En restituant aux substances créées l’activité que l’école de Descartes avait par trop sacrifiée, Leibniz croyait avoir contribué à distinguer plus expressément la créature du Créateur. Il faisait remarquer avec raison que plus on diminue l’activité de la créature, plus on rend nécessaire l’intervention de Dieu, de telle façon que, si l’on supprime toute activité dans les créatures, il faut dire que c’est Dieu qui fait tout en elles, et qui est à la fois leur être et leur action (operari et esse). Mais quelle différence alors entre ce point de vue et celui de Spinoza ? et n’est-ce pas faire ainsi de la nature la vie et le développement de la nature divine ? La nature, en effet, dans cette hypothèse, se réduit à un ensemble de modes dont Dieu est la substance. Il est donc tout ce qu’il y a de réel dans les corps comme dans les esprits.

À ces profondes raisons données par Leibniz, qu’il nous soit permis d’ajouter quelques considérations particulières.
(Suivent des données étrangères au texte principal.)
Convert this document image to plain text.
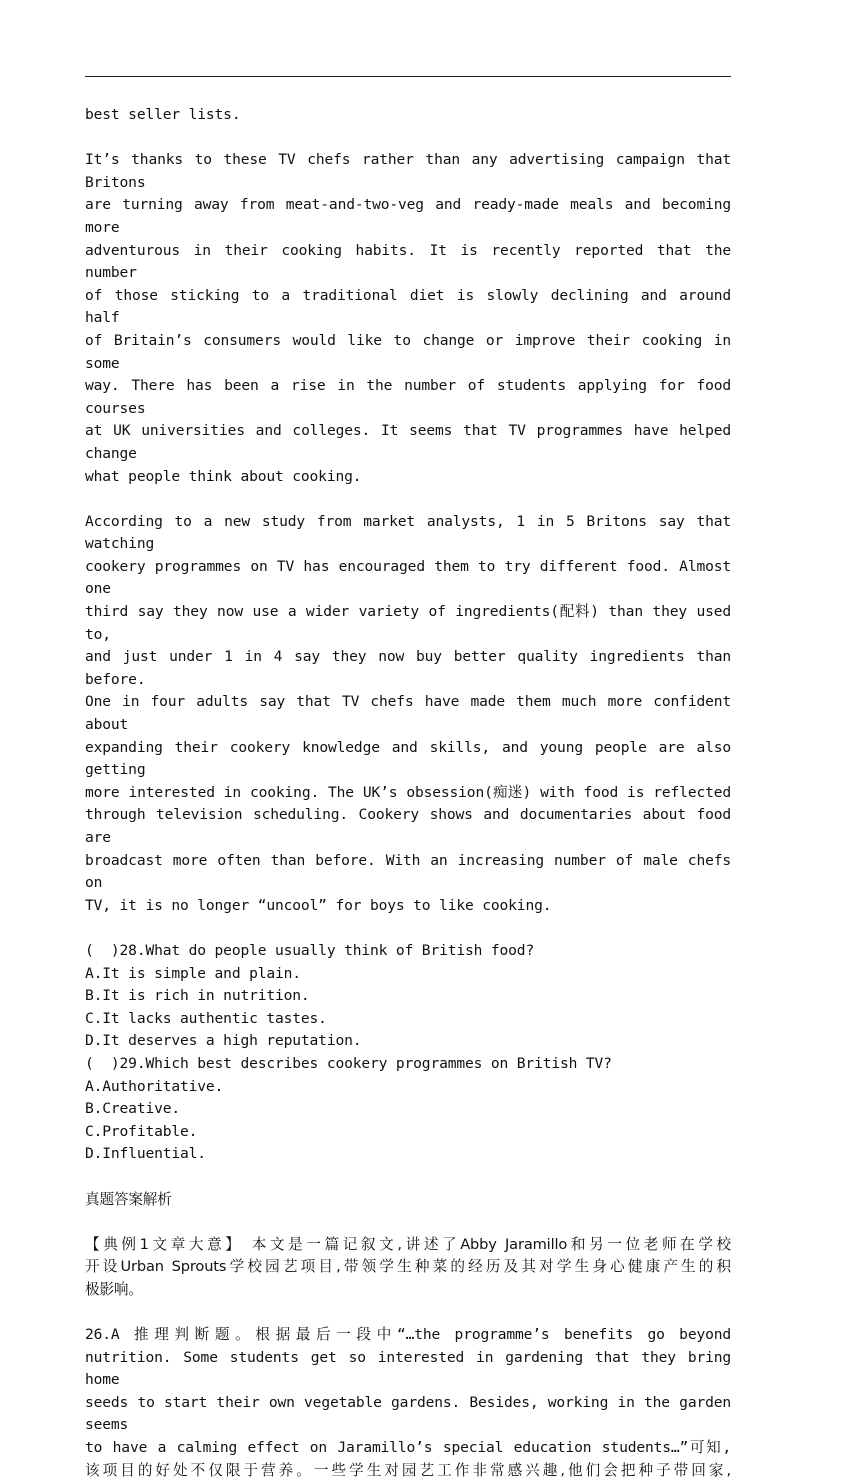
best seller lists.
It’s thanks to these TV chefs rather than any advertising campaign that Britons
are turning away from meat-and-two-veg and ready-made meals and becoming more
adventurous in their cooking habits. It is recently reported that the number
of those sticking to a traditional diet is slowly declining and around half
of Britain’s consumers would like to change or improve their cooking in some
way. There has been a rise in the number of students applying for food courses
at UK universities and colleges. It seems that TV programmes have helped change
what people think about cooking.
According to a new study from market analysts, 1 in 5 Britons say that watching
cookery programmes on TV has encouraged them to try different food. Almost one
third say they now use a wider variety of ingredients(配料) than they used to,
and just under 1 in 4 say they now buy better quality ingredients than before.
One in four adults say that TV chefs have made them much more confident about
expanding their cookery knowledge and skills, and young people are also getting
more interested in cooking. The UK’s obsession(痴迷) with food is reflected
through television scheduling. Cookery shows and documentaries about food are
broadcast more often than before. With an increasing number of male chefs on
TV, it is no longer “uncool” for boys to like cooking.
(  )28.What do people usually think of British food?
A.It is simple and plain.
B.It is rich in nutrition.
C.It lacks authentic tastes.
D.It deserves a high reputation.
(  )29.Which best describes cookery programmes on British TV?
A.Authoritative.
B.Creative.
C.Profitable.
D.Influential.
真题答案解析
【典例1文章大意】 本文是一篇记叙文,讲述了Abby Jaramillo和另一位老师在学校
开设Urban Sprouts学校园艺项目,带领学生种菜的经历及其对学生身心健康产生的积
极影响。
26.A 推理判断题。根据最后一段中“…the programme’s benefits go beyond
nutrition. Some students get so interested in gardening that they bring home
seeds to start their own vegetable gardens. Besides, working in the garden seems
to have a calming effect on Jaramillo’s special education students…”可知,
该项目的好处不仅限于营养。一些学生对园艺工作非常感兴趣,他们会把种子带回家,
Ceux qui nient que l’essence des corps soit dans la force seule admettent le vide, avec les anciens et nouveaux atomistes, ou ils ne l’admettent pas, comme font les cartésiens. Raisonnons séparément avec les uns et avec les autres.

Les atomistes, disciples de Démocrite et d’Épicure, ou de Gassendi, composent l’univers de deux éléments, le vide et le plein, d’une part l’espace, et de l’autre les corps ; et les corps eux-mêmes se réduisent à un certain nombre de corpuscules solides, insécables, de figures diverses, pesants et animés d’un mouvement essentiel et spontané. Ce sont ces atomes qui, par leur réunion, constituent les corps.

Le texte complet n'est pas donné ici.